HBO went shopping at the Sundance Film Festival this year, picking up “Share” from writer and director Pippa Bianco. HBO quickly grabbed the film after the world premiere on Friday, and subscribers can look forward to seeing the film on HBO over the next few months. “Share” was part of the Sundance Film Festival’s US Dramatic Competition, and the story has already won awards.
“Share” picks up after a sixteen-year-old named Mandy discovers a disturbing video from a night she doesn’t remember. The audience follows Mandy as she tries to figure out what happened and how to navigate the escalating fallout.
The film is based on Pippa Bianco’s acclaimed short film of the same name, which won prizes at the Cannes Film Festival and the SXSW Film Festival back in 2015. Pippa Bianco wrote the screenplay for the film, and this project serves as her feature filmmaking debut.
The new deal continues A24 and HBO collaboration.
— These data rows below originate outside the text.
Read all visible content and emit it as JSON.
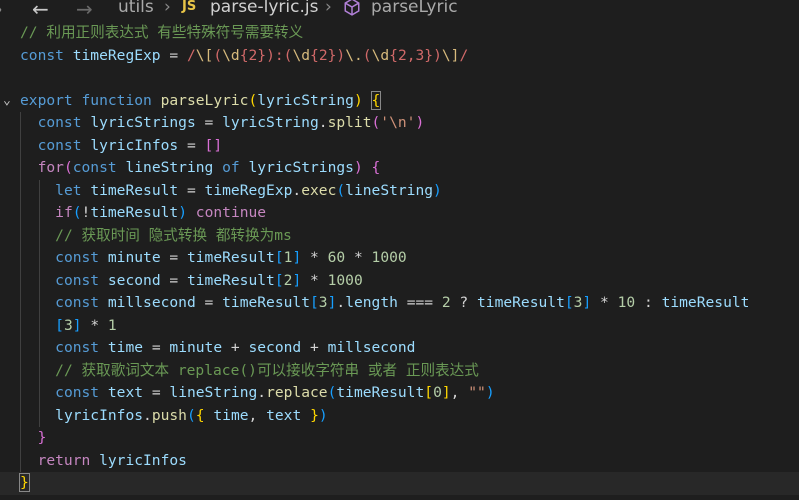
{
  "breadcrumb": {
    "folder": "utils",
    "file_badge": "JS",
    "file": "parse-lyric.js",
    "symbol": "parseLyric",
    "icons": [
      "chevron-left-icon",
      "back-arrow-icon",
      "forward-arrow-icon",
      "js-file-icon",
      "symbol-function-icon"
    ]
  },
  "code": {
    "comment_1": "// 利用正则表达式 有些特殊符号需要转义",
    "comment_2": "// 获取时间 隐式转换 都转换为ms",
    "comment_3": "// 获取歌词文本 replace()可以接收字符串 或者 正则表达式"
  },
  "colors": {
    "background": "#1e1e1e",
    "keyword": "#569cd6",
    "control": "#c586c0",
    "variable": "#9cdcfe",
    "function": "#dcdcaa",
    "string": "#ce9178",
    "number": "#b5cea8",
    "comment": "#6a9955",
    "regex": "#d16969"
  }
}
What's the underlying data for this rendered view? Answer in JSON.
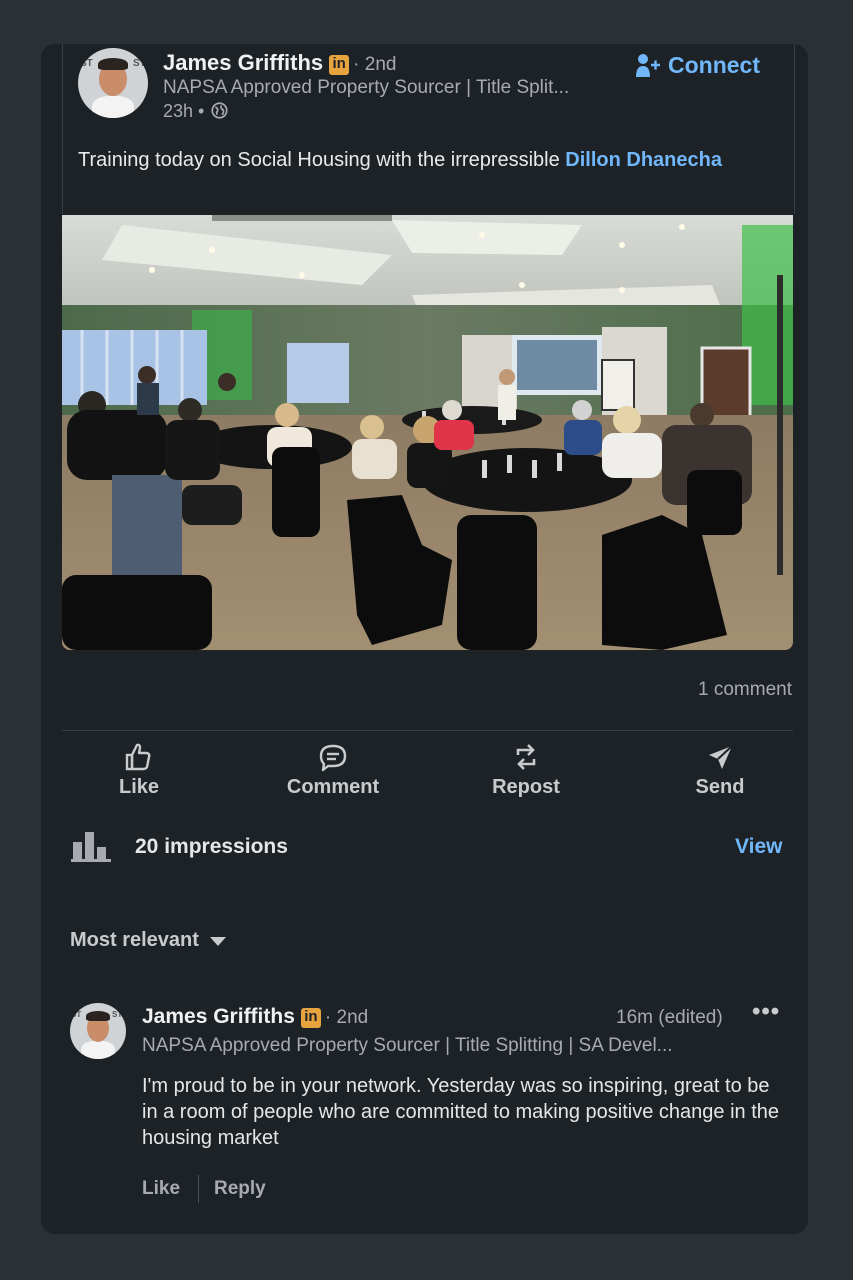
{
  "post": {
    "author": {
      "name": "James Griffiths",
      "badge": "in",
      "degree": "· 2nd",
      "headline": "NAPSA Approved Property Sourcer | Title Split...",
      "time": "23h •",
      "visibility_icon": "globe-icon"
    },
    "connect_label": "Connect",
    "text_before": "Training today on Social Housing with the irrepressible ",
    "mention": "Dillon Dhanecha",
    "image_description_icon": "conference-photo",
    "comment_count": "1 comment"
  },
  "actions": {
    "like": "Like",
    "comment": "Comment",
    "repost": "Repost",
    "send": "Send"
  },
  "impressions": {
    "label": "20 impressions",
    "view": "View"
  },
  "sort": {
    "label": "Most relevant"
  },
  "comment": {
    "author": "James Griffiths",
    "badge": "in",
    "degree": "· 2nd",
    "time": "16m (edited)",
    "more": "•••",
    "headline": "NAPSA Approved Property Sourcer | Title Splitting | SA Devel...",
    "text": "I'm proud to be in your network.  Yesterday was so inspiring, great to be in a room of people who are committed to making positive change in the housing market",
    "like": "Like",
    "reply": "Reply"
  },
  "colors": {
    "background": "#2b2f36",
    "card": "#1d2226",
    "link": "#71b7fb",
    "badge": "#e7a33e"
  }
}
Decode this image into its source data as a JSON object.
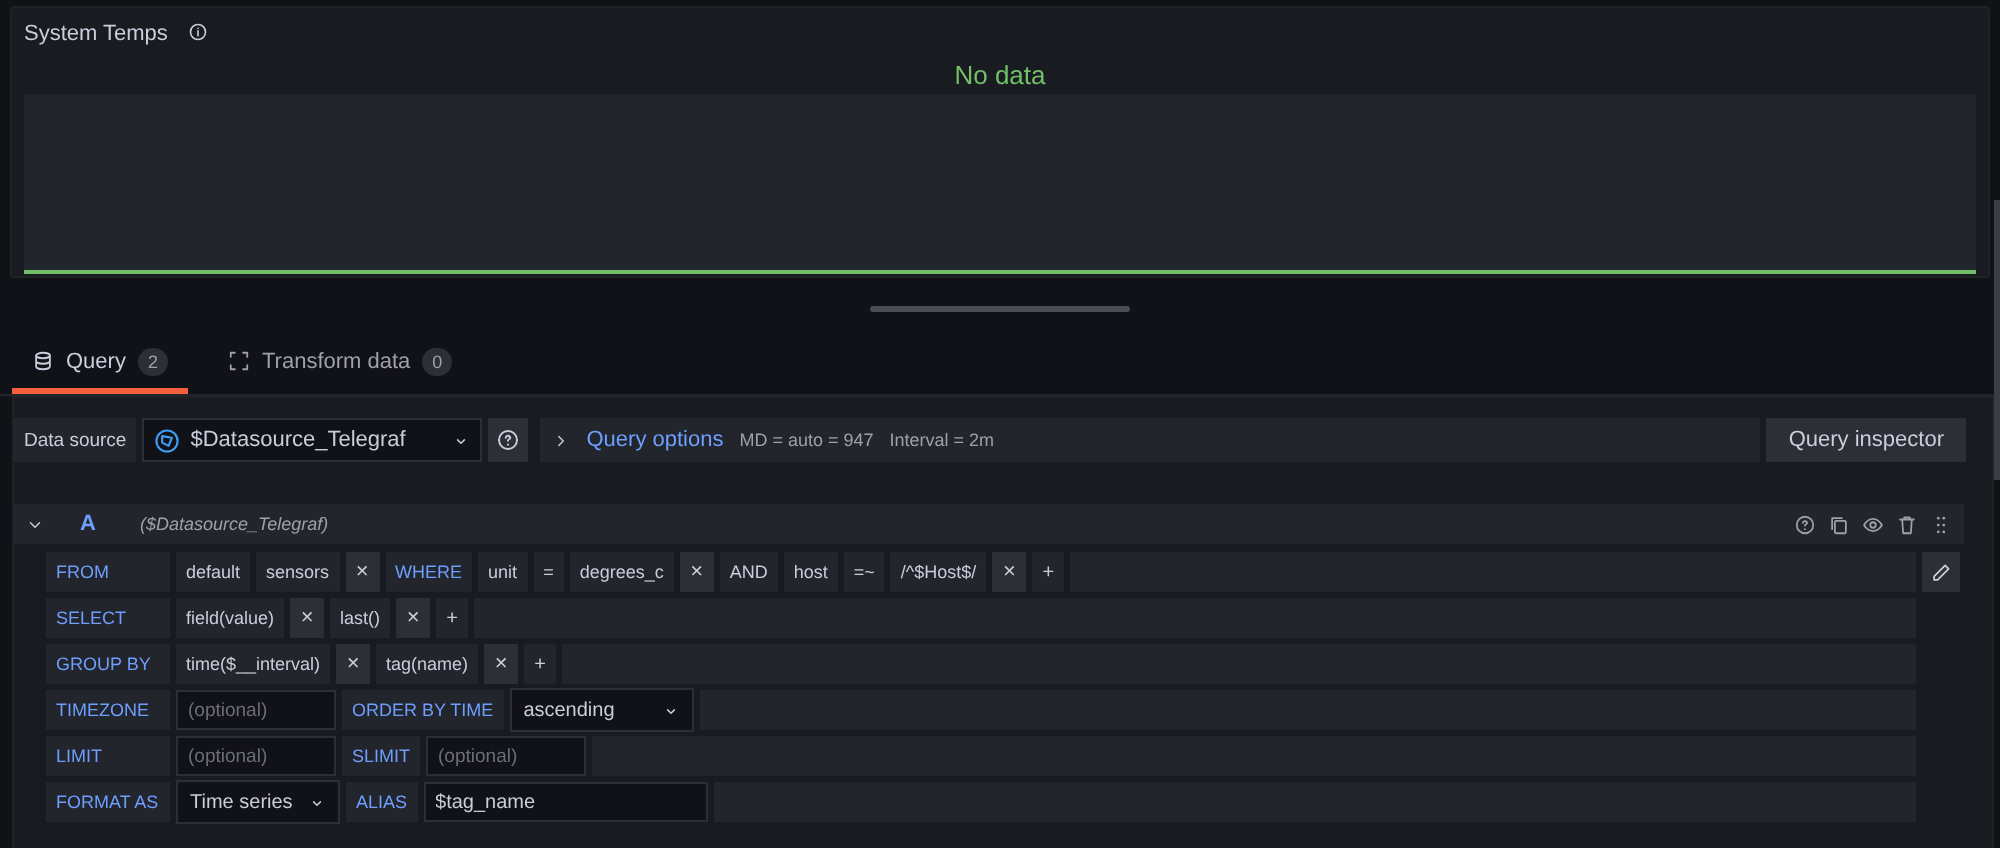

Other 2019 projects include “2 Dope Queens,” the upcoming drama series “Euphoria,” and the upcoming HBO Film “Native Son.”
The film was produced by Carly Hugo, Tyler Byrne, and Matt Parker and stars Rhianne Barreto as Mandy; Charlie Plummer as Dylan; Poorna Jagannathan as Kerri; J.C. MacKenzie as Mickey; Nicholas Galitzine as A.J.; Lovie Simone as Jenna; and Danny Mastrogiorgio as Tony.
Confirmation of the acquisition came just a few hours after Amazon picked up Mindy Kaling’s comedy “Late Night.” Amazon paid $13M for the film, which was written by Mindy Kaling and directed by Nisha Ganatra. “Late Night” also stars Emma Thompson, Megalyn Echikunwoke, Amy Ryan, and John Lithgow.
Unlike the Oscars, which nominated zero female directors this year, the Sundance Film Festival is slowly gaining ground and spotlighting more women in the industry. This year the festival reported that a little over one-third of the feature-length submissions had at least one woman director. In episodic and shorts, that number jumped from 31% to 35% but still shows just how far the industry needs to come. The numbers do get better when you look at the accepted feature films and episodic content that made it into Sundance. This year, 41% of the accepted features had a woman director, and 52% of the shorts had a female director. That shows with a little foresight; every festival can easily bridge the gap and level the playing field.